Fourth, the management of 202 Social House is similarly befuddled. General Manager Emily Ford told me she worked the night of Aug. 28. Since then, she’s also reviewed the restaurant’s security video, she said. “We are not aware of, nor can we find any evidence supporting, anything claimed in the story taking place at 202 Social House,” Ford told me Wednesday. Ford added that 202 didn’t even offer outdoor dining that night, although “a handful” of patrons did consume drinks outdoors that evening on the restaurant’s patio. “I was actually surprised to see  thrown into it, having been here and knowing 100% that it did not happen,” Ford told me in a phone interview. The article has prompted a bunch of calls to 202 Social House, she said.
Fifth, Hohmann originally illustrated his article with three photos from The Roanoke Times. Those were snapped not late in August, but early in June. They’re of locals in Roanoke peacefully protesting racial injustice, following George Floyd’s May 25 killing by police in Minneapolis. Also, those photos are copyrighted by this newspaper. And The Roanoke Times never granted Hohmann permission to republish them. Wednesday afternoon, Hohmann took them down, after Lee Enterprises, the newspaper’s owner, brought that to his attention.
Sixth, Hohmann embedded a video with his story that depicts a protest amid outdoor diners. But that’s from last week in Rochester, New York, which is 545 miles distant.
Seventh, as any reputable journalist can tell you, the devil’s always in the details. And Hohmann got a few of those wrong. For example, Hohmann wrote: “The mayor of Roanoke, Sherman Lea, allowed BLM to paint its anti-police graffiti on a portion of the highway leading up to the center square.” Actually, the “END RACISM NOW” street mural was a public arts project, conceived by locals, and deliberated on, approved and coordinated by the Roanoke Arts Commission. In that respect, “graffiti” is kind of a stretch. So is the reference to Campbell Avenue downtown as “a highway.”

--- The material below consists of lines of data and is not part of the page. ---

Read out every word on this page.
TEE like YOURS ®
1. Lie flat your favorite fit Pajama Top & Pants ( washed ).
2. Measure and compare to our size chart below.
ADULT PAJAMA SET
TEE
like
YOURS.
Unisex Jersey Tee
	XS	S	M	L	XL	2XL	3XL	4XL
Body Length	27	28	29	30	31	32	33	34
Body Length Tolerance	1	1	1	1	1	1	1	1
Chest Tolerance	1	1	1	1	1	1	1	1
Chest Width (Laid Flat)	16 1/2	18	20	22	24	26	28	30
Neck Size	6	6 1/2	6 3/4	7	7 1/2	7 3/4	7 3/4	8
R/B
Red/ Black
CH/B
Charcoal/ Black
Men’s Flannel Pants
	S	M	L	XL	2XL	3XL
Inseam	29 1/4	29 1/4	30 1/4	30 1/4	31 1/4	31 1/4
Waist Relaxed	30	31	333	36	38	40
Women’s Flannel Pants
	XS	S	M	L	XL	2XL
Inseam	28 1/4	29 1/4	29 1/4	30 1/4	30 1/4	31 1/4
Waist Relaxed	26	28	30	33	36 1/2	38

There are other factual problems with Hohmann’s account which I won’t delve into because it would take up too much space. [ If you want to see more about the original article, see my web post “Why Facts Don’t Change Our Minds” ] Finally, there’s the issue of Hohmann himself and his freelance work. From what I can tell from his self-written biographical information, his articles have mostly appeared on WND.com. That’s problematic and calls much into question.
Going back nearly a decade, WND.com was a primary purveyor of the “birther” smear that claimed Barack Obama was ineligible to serve as president because he wasn’t a natural-born citizen. The website is still around. But its glory days have faded somewhat from the time when WND.com was known as one of the biggest fake-news sites on the internet. What self-respecting journalist would ever brag he worked for them?
Anyway, because we’re getting calls and emails about it — and because 202 Social House is, too — all of the above may be worth a few minutes of your attention. Which account should you trust? This one, with real names of real people? Or the other, which cites a single source whose fake name was made up by the author?
“If you’re able to contact anyone who was involved in this incident, please have them reach out to the Roanoke Police Department so we can speak with them about this situation,” said Cline, the police spokeswoman. Emily Ford of 202 Social House isn’t going to hold her breath waiting for substantiation. “I think we all know there’s a lot of fake stuff on the internet,” she said.